– Почему это выглядит вот так? – спросила она, рассматривая свою руку.
– На этот вопрос тебе даже медики не ответят, но есть предположение, что мощнейший заряд тока от молнии вредит в первую очередь кровеносным сосудам, травмирует их, и они проявляются на коже – вот как у тебя. Это твоя личная молния, Каштанчик, она будет беречь тебя.
Он впервые назвал ее ласковым прозвищем, о котором рассказывала ее бабушка. Сергей знал, что это вызовет сильную реакцию, и не ошибся.
Если бы в ней осталось хоть что-то наивное, детское и беззащитное, она бы расплакалась. Если бы убийца сломал ее разум, она впала бы в ступор. Но она смотрела на него зло, как маленький хищный зверек, загнанный в угол.
– Не называйте меня так!
– Прости, пожалуйста, но мне сказали, что тебя так зовут все.
– Меня так звала мама, а мамы больше нет. Да и какой я теперь Каштанчик? – Она провела левой рукой по волосам, она вряд ли успела привыкнуть к их серебристой белизне. – Без мамы это все не то. Если вам так проще понять, Каштанчика он убил. Поздравьте его.
– Мы теперь с тобой будем видеться часто, – сообщил Пыреев. – Будем говорить, я буду помогать тебе… я постараюсь помочь. Но мне нужно как-то обращаться к тебе, правда? Так как ты позволишь мне тебя звать?
– Это глупый вопрос. У меня есть имя – его и используйте. Думаю, вы его уже знаете, но если хотите, я скажу. Меня зовут Анна.
Глава 16
Уильям Джон Бернс
Анне всегда удавалось удерживать под контролем все – и обстоятельства, и мысли, и чувства. Секрет был прост, она открыла его еще маленькой девочкой: нужно очень хорошо понимать, что происходит. Когда тебя что-то удивляет, сделай паузу, задумайся, разложи это по полочкам, убей в этом чудо и магию, и все станет на свои места.

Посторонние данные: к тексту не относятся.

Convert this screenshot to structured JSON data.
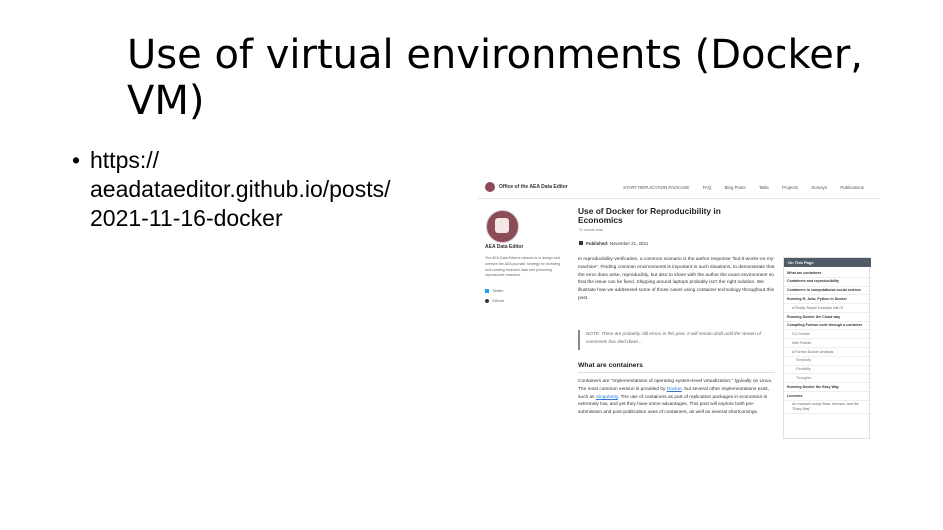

Много лет эта схема ее не подводила, а теперь… теперь творилось нечто странное. Не все в жизни можно держать на цепи. Оказывается, можно выбирать, о чем ты думаешь, но очень сложно выбирать, что ты чувствуешь. Душа рвется наружу и через клетки, и через лед, если она еще не погибла.
Но все это не значило, что она полностью потеряла контроль. Анна понимала, что она чувствует, ей просто этого не хотелось. И чтобы уйти от сомнений и страха перед тем, что ее ждет, она заняла себя делом. Она изучала письма, которые дал ей Дмитрий Аграновский – они были даже ценнее, чем она предполагала. Она видела перед собой историю, которой хотела поделиться.
По-хорошему, ей вообще следовало бы прекратить общение с Леоном. Это порадовало бы Дмитрия и, возможно, пошло бы на пользу самому Леону. Но это же ранило бы ее – а она была не склонна к мазохизму.
Смирившись с тем, что само его присутствие приносит ей радость, Анна хотела сделать эти встречи важными для них обоих. Поэтому она нашла ответы на вопросы, которые он не решался задать, и теперь ждала, когда сможет все рассказать ему.
Добившись помощи Дмитрия, она получила доступ в палату и навещала Леона каждый день. Эти визиты неизменно оставляли горько-сладкое чувство на душе: с одной стороны, ей было больно видеть его таким, с другой – сама возможность быть с ним рядом и знать, что он жив, приносила определенное успокоение.
Он все еще не приходил в себя, он лежал в окружении медицинской техники, проводов, он дышал только через маску – и все равно он был в этом мире. Анна понимала, что полная свобода от привязанностей, которой она себя окружила, теперь сыграла с ней злую шутку: в пустой душе слишком много места для того, кто сумеет первым туда пробиться.
Но в день, когда он все же открыл глаза, Анна сумела скрыть от него и свои сомнения, и боль, и то, что она не решалась позволить себе. Она просто улыбнулась ему.
– Привет. Знаешь, я все понимаю, люди на больничном отсыпаются, но ты ставишь рекорды.